Война.
И жизнь потом тяжелая, о которой Василиса ничего-то не знает. Пускай… главное, что Марье не грозит уйти рано. И Настасье тоже. И это хорошо… просто замечательно.
Василиса вздохнула, а пелена, окружавшая ее, покачнулась, подалась, облепила, и показалось, что это не воздух вокруг, но незримые руки, тянутся, в надежде коснуться, украсть хоть каплю тепла.
Жизни.
— Вели им отступить.
— Я… не умею.
Шепот нарастал. Теперь тишина обернулась гулом. Так гремит река на порогах, когда тихие воды разбиваются о гранит.
— Не давай себя увлечь. Ты сильнее их, — жесткие пальцы сдавили руку, и Василиса смогла вдохнуть.
— Вася? — Марья тоже гляделась бледной. — Ты… как?
— Хреново, — ответила за нее Нюся. — И вы, княжна, не балуйте… туточки чаровать все одно не выйдет. Не любит оно того, да… чем больше магичите, тем больше силы оно сожрет.
— Все хорошо, — Василиса оперлась на дверь ближайшего денника, даже не удивившись, что и денник этот, и дверь вновь существуют. Свежее дерево было гладким.
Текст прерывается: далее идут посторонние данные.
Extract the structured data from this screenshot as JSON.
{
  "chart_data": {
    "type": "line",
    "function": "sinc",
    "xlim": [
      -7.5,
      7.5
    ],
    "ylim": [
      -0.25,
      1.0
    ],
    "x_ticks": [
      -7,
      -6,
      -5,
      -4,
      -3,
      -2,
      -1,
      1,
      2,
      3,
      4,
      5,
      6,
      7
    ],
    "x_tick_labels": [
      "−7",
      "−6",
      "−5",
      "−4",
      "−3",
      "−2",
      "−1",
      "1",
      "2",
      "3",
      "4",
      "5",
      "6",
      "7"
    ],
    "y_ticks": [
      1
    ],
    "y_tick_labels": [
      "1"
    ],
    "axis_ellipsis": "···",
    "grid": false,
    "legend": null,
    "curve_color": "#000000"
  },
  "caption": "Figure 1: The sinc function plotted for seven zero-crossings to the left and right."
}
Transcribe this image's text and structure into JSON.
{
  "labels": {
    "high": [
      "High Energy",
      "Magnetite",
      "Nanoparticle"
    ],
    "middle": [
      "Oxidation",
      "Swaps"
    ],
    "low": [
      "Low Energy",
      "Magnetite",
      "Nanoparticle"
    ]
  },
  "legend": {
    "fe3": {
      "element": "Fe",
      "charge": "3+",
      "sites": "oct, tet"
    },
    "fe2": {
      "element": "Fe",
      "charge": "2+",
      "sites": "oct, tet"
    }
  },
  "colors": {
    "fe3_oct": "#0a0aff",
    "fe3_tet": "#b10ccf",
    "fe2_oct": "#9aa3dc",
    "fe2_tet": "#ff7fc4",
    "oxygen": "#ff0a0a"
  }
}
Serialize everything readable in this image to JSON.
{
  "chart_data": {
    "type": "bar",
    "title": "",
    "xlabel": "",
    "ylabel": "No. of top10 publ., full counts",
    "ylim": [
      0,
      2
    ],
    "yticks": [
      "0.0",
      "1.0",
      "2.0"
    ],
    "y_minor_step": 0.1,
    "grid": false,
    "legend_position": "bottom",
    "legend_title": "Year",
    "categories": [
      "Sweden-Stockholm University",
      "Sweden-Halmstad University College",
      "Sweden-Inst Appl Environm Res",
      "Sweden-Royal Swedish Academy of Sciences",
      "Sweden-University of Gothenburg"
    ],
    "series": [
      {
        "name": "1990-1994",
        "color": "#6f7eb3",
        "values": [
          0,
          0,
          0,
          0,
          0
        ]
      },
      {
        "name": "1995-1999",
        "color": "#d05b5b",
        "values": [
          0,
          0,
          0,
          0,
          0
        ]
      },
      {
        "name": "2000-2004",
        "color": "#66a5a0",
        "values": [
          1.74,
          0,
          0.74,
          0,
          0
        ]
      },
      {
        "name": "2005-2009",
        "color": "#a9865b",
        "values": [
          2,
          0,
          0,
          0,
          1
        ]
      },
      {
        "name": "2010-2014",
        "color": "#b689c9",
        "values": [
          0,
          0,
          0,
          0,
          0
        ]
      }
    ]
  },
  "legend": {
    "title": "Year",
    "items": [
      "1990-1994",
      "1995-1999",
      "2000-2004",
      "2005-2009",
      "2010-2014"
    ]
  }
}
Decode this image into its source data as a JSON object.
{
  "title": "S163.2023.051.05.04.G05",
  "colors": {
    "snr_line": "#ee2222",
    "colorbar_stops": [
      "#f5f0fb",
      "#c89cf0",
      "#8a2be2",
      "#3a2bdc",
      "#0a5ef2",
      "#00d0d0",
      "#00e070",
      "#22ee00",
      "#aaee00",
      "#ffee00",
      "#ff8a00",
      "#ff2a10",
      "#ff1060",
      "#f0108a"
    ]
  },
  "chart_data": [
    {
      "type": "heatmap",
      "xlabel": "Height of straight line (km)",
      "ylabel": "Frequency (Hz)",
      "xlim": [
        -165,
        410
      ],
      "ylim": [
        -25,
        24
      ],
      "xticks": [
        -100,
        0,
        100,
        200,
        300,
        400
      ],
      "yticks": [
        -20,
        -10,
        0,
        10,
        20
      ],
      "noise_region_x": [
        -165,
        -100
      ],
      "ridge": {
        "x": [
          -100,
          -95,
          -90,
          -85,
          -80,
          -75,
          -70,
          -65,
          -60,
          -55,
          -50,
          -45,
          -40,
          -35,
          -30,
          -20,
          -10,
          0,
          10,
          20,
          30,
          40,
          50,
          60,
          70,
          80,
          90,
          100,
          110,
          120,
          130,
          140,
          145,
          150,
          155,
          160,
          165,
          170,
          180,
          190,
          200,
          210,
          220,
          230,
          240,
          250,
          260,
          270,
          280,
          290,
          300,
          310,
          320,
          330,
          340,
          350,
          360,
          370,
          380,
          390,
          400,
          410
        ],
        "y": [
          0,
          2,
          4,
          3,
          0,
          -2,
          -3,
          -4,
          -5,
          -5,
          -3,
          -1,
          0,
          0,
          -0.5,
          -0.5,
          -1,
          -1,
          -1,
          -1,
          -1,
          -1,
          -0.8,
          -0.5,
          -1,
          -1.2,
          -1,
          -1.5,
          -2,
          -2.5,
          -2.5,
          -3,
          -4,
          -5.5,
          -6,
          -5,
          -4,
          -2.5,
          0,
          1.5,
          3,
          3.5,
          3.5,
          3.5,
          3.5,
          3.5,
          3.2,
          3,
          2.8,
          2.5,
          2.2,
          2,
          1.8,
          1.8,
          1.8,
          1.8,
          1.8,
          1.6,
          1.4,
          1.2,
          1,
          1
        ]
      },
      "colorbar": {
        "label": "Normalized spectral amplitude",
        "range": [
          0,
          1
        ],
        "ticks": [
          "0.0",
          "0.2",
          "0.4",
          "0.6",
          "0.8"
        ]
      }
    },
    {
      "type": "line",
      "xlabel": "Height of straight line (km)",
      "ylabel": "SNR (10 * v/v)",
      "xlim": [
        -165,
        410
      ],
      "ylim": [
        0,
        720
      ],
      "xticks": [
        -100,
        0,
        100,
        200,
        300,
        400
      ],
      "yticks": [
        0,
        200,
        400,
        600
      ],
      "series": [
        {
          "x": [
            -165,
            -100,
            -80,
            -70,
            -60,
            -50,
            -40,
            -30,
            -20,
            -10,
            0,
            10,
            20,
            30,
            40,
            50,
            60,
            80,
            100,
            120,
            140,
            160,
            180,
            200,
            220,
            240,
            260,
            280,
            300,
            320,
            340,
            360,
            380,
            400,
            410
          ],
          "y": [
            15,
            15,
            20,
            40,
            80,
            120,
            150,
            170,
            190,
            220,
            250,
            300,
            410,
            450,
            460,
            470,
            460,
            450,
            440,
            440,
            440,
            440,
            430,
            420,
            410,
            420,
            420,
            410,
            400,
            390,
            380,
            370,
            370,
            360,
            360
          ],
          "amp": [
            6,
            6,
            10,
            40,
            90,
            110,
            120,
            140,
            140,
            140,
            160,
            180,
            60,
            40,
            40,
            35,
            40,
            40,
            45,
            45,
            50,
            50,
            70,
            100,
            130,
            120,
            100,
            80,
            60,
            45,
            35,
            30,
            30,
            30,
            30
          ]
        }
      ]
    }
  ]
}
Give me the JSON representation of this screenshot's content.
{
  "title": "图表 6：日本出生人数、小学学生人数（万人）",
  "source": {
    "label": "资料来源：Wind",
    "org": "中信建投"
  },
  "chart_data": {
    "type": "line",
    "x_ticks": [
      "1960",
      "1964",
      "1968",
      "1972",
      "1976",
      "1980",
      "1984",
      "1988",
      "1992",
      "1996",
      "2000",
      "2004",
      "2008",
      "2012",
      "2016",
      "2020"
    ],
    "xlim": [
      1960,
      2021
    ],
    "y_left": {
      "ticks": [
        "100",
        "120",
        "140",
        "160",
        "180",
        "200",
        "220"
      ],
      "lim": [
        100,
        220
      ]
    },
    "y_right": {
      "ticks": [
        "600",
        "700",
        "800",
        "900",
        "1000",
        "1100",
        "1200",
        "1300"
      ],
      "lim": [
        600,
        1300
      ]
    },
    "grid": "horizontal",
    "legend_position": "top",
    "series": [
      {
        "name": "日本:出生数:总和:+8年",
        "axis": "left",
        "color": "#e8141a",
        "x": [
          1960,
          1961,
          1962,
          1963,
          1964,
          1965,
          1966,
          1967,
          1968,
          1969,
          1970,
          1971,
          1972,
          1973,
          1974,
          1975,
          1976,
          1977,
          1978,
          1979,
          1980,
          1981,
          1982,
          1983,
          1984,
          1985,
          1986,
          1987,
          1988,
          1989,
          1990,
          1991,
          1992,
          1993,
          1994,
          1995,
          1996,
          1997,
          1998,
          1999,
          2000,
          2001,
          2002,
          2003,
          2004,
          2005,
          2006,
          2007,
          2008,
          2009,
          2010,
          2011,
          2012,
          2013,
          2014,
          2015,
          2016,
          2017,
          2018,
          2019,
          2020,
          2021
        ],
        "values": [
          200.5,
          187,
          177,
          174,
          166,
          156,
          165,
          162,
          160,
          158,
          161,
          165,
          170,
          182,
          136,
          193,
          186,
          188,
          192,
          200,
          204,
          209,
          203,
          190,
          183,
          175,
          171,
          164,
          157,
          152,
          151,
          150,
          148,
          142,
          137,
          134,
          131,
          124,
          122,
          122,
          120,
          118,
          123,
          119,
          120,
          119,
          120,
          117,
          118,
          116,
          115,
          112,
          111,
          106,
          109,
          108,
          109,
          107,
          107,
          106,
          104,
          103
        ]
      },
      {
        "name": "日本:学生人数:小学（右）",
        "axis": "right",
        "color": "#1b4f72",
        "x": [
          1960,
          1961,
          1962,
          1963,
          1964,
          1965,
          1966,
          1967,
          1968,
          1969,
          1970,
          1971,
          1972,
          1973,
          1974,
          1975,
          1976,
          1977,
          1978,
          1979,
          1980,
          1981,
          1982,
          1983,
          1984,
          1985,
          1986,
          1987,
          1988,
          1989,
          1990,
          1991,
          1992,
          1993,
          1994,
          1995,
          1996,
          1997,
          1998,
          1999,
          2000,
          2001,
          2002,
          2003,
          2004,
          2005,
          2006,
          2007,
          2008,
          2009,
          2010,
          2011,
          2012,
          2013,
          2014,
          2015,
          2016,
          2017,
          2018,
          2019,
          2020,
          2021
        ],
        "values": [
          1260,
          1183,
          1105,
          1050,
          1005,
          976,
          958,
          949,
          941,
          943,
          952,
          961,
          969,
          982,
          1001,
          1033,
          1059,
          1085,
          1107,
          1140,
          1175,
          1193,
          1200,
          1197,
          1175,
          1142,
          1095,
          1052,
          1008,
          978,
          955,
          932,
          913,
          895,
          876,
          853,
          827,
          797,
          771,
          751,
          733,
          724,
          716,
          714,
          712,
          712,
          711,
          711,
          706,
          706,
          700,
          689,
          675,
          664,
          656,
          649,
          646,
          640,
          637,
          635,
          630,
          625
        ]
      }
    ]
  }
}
А еще едва теплым. И тепло это успокоило.
Надо… справиться.
И она справится.
Она сумеет. И с голосами, и…
За дверью, на кипе соломы, лежали люди. Василиса узнала Акима, на лице которого одна за другой сменялись гримасы. Свернувшись калачиком тихо сопел мальчишка, только нога его слегка подергивалась. Неподвижными оставались мужчины в одинаковых серых костюмах.
— Они ведь очнутся? — спросила Василиса, отступая.
Она знала, что голоса проникают в сны.
Что место это слишком хрупкое, и оттого мир нави подбирается вплотную, что он вполне способен увлечь наивную душу, поманить мечтою, а потом…
— Не знаю. Это как маменька решит, — Нюся вздохнула. — Если б вы знали, как я от нее устала!